C'est toujours un grand bonheur doublé d'une belle excitation que de découvrir un film de Quentin Tarantino. Au fil du temps et des films, le réalisateur américain s'est bâti une solide image d'icone de la pop culture. Il est donc de bon ton d'aller voir ses films, ou du moins de pouvoir en parler un minimum si on ne souhaite pas passer pour le dernier des ringards. Vous pouvez toujours choisir de vous la jouer snob qui « ne s'intéresse pas à ce cinéma basé sur la violence gratuite » et ainsi faire valoir votre singularité de caractère, mais, entre nous, qui va y croire ? 

Once Upon a Time... in Hollywood film critique

Plongeons donc avec délice dans l'univers un brin nostalgique de Once Upon a Time... in Hollywood. On le sait, chez Tarantino, il est souvent question de références plus ou moins cachées, de clins d'œil plus ou moins appuyés à l'histoire du cinéma. Ça commence ici dès le titre, avec un hommage on ne peut plus clair au maestro Sergio Leone, qui aura donné au jeune Quentin son goût pour le genre du western. C'est donc tout naturellement que le personnage de Rick Dalton, incarné avec brio (comme d'habitude, ça en devient presque lassant) par Leonardo DiCaprio, a connu la gloire en tournant dans une série télé contant les aventures d'un cowboy chasseur de primes. Pour le seconder, sa doublure cascades et fidèle ami Cliff Booth, incarné par le non moins brillant Brad Pitt, veille au grain. Nous sommes à Hollywood, en l'an de grâce 1969

Once Upon a Time... in Hollywood film critique

Un autre truc que l'auteur d'Inglorious Basterds aime bien faire, c'est réécrire l'histoire. Ainsi, le troisième personnage essentiel de notre histoire n'est autre que Sharon Tate, sauvagement assassinée en août de cette année-là et incarnée ici par l'excellente Margot Robbie. Elle qui vient d'épouser Roman Polanski se trouve être la voisine de Rick Dalton, et l'on devine dès lors que leurs deux destins vont se croiser, de façon à ce que réalité historique et fiction fantasmée se trouvent une nouvelle fois intelligemment mêlés. J'ai lu et entendu pas mal de commentaires évoquant la misogynie supposée du film en raison du traitement infligé à Sharon, plutôt légère et un poil écervelé il faut le reconnaître. Je me permets cependant de poser deux questions : où est le mal à partir du moment où son personnage relève de la fiction ? Et pourquoi le bouffon de l'histoire ne serait-il pas, pour une fois, une bouffonne ? 

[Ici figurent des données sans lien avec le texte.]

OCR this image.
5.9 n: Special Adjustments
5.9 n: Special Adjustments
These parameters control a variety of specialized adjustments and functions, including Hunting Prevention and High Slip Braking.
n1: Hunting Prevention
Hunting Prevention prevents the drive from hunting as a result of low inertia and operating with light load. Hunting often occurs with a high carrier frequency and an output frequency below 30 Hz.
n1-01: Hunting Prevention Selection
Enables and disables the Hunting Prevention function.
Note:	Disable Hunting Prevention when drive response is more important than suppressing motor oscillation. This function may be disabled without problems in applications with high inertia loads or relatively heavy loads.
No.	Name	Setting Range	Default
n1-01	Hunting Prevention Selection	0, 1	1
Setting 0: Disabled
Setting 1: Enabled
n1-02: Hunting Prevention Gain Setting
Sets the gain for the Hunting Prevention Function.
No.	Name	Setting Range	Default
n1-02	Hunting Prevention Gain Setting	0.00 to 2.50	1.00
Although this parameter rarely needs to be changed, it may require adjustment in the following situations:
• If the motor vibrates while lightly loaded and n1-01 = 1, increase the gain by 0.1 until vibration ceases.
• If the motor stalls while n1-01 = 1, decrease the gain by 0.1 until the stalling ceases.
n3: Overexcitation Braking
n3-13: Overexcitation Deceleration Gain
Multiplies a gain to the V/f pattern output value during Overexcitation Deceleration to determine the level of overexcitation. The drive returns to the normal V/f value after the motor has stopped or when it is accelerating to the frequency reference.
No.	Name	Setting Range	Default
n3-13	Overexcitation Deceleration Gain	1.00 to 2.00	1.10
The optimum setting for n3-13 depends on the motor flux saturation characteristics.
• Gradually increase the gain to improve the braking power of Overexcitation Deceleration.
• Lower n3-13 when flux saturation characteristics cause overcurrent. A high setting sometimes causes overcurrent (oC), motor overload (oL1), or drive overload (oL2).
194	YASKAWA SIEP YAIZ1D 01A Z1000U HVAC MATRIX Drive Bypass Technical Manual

Once Upon a Time... in Hollywood film critique

Enfin, voilà une assertion qui devrait faire son petit effet au sein de votre société d'amis à moustaches et tatouages : Once Upon a Time... in Hollywood est le Tarantino qui ressemble le moins à un Tarantino. Outre l'assonance facile, il faut reconnaître que le trait caractéristique, la marque de fabrique en quelque sorte du cinéma tarantinesque, est ici la grande absente. Très peu de violence, encore moins de sang, dans ce métrage, même si la conclusion devrait satisfaire les plus hématophiles d'entre vous. À la place, une magnifique histoire d'amitié, une déclaration d'amour au cinéma dans sa globalité, mais aussi une plongée fascinante dans les coulisses d'un Hollywood en déclin, parfait révélateur d'une société en plein changement. L'humour trash et jubilatoire auquel nous a habitués Tarantino est bien présent, quant à la BO... je l'écoute en boucle depuis une semaine. 

Once Upon a Time... in Hollywood film critique


En changeant son propos sans toutefois se départir de son style, Tarantino offre un 9e film surprenant, complet et mature, certes moins spectaculaire que ce à quoi on était habitué, mais qui gagne en pertinence et en profondeur. La quasi-intégralité de sa filmographie nous proposait de nous éclater purement et simplement ; Once Upon a Time... in Hollywood change la donne avec une certaine flamboyance, et nous fait regretter par avance la retraite promise après le prochain opus.